Gulf of Mexico Dolphins, Sea Turtles Dying in Record Numbers

Thursday, April 10, 2014
By Paul Martin

BP oil spill continues to take huge toll on wildlife

Kurt Nimmo
April 10, 2014

The media has long since stopped covering the biggest oil spill in U.S. history, but the aftermath of the devastating Deepwater Horizon oil rig explosion is still taking a toll on wildlife four years later. The disaster spilled more than 200 million gallons of oil into the Gulf of Mexico.

A new report, dismissed by BP as political advocacy and not science, says a record number of bottlenose dolphins and sea turtles are dying as a result of the disaster. The report, issued by the National Wildlife Federation (NWF), “misrepresents the U.S. government’s investigation into dolphin deaths,” BP told National Geographic, “as the National Oceanic and Atmospheric Administration’s own Web site states, that inquiry is ongoing.”

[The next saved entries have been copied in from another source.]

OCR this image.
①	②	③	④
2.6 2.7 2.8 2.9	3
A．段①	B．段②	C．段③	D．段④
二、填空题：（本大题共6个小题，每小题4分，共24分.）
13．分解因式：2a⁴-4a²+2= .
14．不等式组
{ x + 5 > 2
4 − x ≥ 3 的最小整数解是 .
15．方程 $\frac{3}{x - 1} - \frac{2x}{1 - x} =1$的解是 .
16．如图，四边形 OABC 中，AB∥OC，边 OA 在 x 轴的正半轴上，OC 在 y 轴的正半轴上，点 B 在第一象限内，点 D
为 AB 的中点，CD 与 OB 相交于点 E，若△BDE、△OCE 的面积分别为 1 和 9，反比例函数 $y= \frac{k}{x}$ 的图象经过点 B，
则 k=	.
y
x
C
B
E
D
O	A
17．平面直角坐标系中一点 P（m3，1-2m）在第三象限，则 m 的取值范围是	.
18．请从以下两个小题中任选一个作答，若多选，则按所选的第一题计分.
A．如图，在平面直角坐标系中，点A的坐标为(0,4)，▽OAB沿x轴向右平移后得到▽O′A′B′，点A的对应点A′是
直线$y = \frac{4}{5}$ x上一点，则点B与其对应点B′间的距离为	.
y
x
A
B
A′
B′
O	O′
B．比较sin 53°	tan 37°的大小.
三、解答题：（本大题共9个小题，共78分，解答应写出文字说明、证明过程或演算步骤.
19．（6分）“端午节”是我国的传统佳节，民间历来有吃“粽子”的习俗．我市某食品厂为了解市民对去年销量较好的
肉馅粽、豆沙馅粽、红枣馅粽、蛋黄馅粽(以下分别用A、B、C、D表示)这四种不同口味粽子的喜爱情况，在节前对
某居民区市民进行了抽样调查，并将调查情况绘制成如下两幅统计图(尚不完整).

“The report also conveniently overlooks information available from other independent scientific reports showing that the Gulf is undergoing a strong recovery. Just this week, a study published by Auburn University researchers found no evidence that the spill impacted young red snapper populations on reefs off the Alabama coast.”

Doug Inkley, senior scientist for NWF, disagrees. “The oil is not gone. There is oil on the bottom of the gulf, oil washing up on the beach and there is oil in the marshes,” he told The Guardian on Wednesday.